几人站在这个名为王交的驯婴教官房中,本来就不大的房内脏乱不堪,任蓝天翻了翻桌子上的书籍纸张,中间还夹杂着掉落的食物残渣,纸张上因为撒上了不知道是什么的液体全部皱在一起。乌野跨过地上的空酒瓶,拿起一本不知道是什么的书,打开一看发现竟然是黄色/书籍,于是皱皱眉头丢在一边,
“这就是你那个‘潘伯伯’?”乌野挑眉不可置信的问,任蓝天也不可思议的咬了咬嘴唇,自己心目中的潘伯伯,可不是这样子的啊。
“具其他的坊管和驯婴教官说,王交这个人没什么太大的志气,但好像年轻的时候很爱交友,估计就是在没有进入婴坊之前遇到你父母的吧。但听说他就是因为心狠手辣的行事作风很得二老爷赞赏,才进了九头鬼婴坊,我实在想不出这样一个人,怎么会拼上自己的性命为了救你”
乌烁丢下一本快要散架的书对任蓝天说,他看了看任蓝天同样迷惑的表情,知道‘王交’这个人也让她非常吃惊。
任蓝天看着资料卷宗上王交的照片,确实是她熟悉的潘伯伯的脸,“他在婴坊的样子说不定是装的,为了不露出马脚”

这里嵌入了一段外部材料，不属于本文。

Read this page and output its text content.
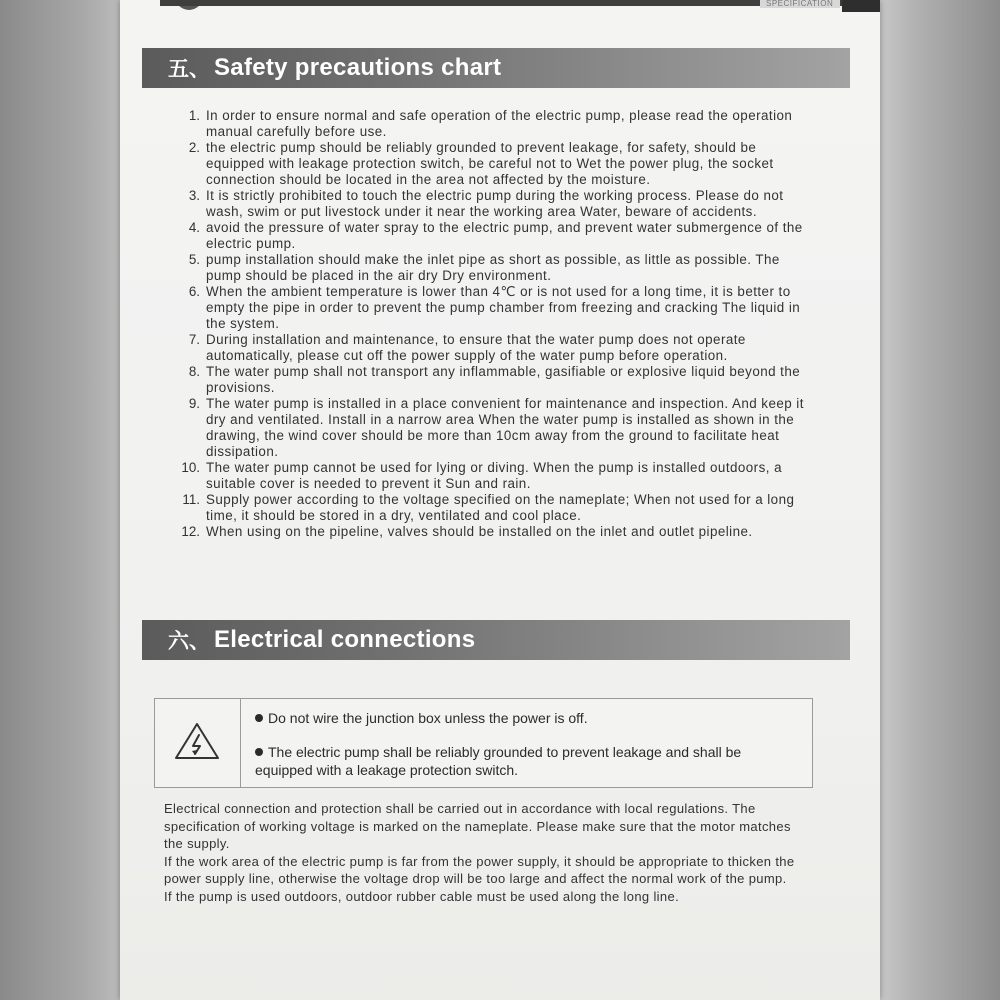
SPECIFICATION
五、 Safety precautions chart
1. In order to ensure normal and safe operation of the electric pump, please read the operation manual carefully before use.
2. the electric pump should be reliably grounded to prevent leakage, for safety, should be equipped with leakage protection switch, be careful not to Wet the power plug, the socket connection should be located in the area not affected by the moisture.
3. It is strictly prohibited to touch the electric pump during the working process. Please do not wash, swim or put livestock under it near the working area Water, beware of accidents.
4. avoid the pressure of water spray to the electric pump, and prevent water submergence of the electric pump.
5. pump installation should make the inlet pipe as short as possible, as little as possible. The pump should be placed in the air dry Dry environment.
6. When the ambient temperature is lower than 4℃ or is not used for a long time, it is better to empty the pipe in order to prevent the pump chamber from freezing and cracking The liquid in the system.
7. During installation and maintenance, to ensure that the water pump does not operate automatically, please cut off the power supply of the water pump before operation.
8. The water pump shall not transport any inflammable, gasifiable or explosive liquid beyond the provisions.
9. The water pump is installed in a place convenient for maintenance and inspection. And keep it dry and ventilated. Install in a narrow area When the water pump is installed as shown in the drawing, the wind cover should be more than 10cm away from the ground to facilitate heat dissipation.
10. The water pump cannot be used for lying or diving. When the pump is installed outdoors, a suitable cover is needed to prevent it Sun and rain.
11. Supply power according to the voltage specified on the nameplate; When not used for a long time, it should be stored in a dry, ventilated and cool place.
12. When using on the pipeline, valves should be installed on the inlet and outlet pipeline.
六、 Electrical connections
Do not wire the junction box unless the power is off.
The electric pump shall be reliably grounded to prevent leakage and shall be equipped with a leakage protection switch.

Electrical connection and protection shall be carried out in accordance with local regulations. The specification of working voltage is marked on the nameplate. Please make sure that the motor matches the supply.

If the work area of the electric pump is far from the power supply, it should be appropriate to thicken the power supply line, otherwise the voltage drop will be too large and affect the normal work of the pump.

If the pump is used outdoors, outdoor rubber cable must be used along the long line.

“或许吧,但我只能说,他装的真好”乌野不想再继续浪费时间,这个房间已经被人搜过很多遍了,根本没有什么值得注意的地方,所以乌野将注意力转移到任蓝天的身上,
“跟我说说吧,他是什么时候跟你表明身份的?”
任蓝天垂眼,死讯了片刻觉得将这些事情告诉乌野并没有什么不可,只要不说出青山堂的事情就好,支支吾吾的反而会惹人怀疑,于是她轻轻启唇,开始诉说。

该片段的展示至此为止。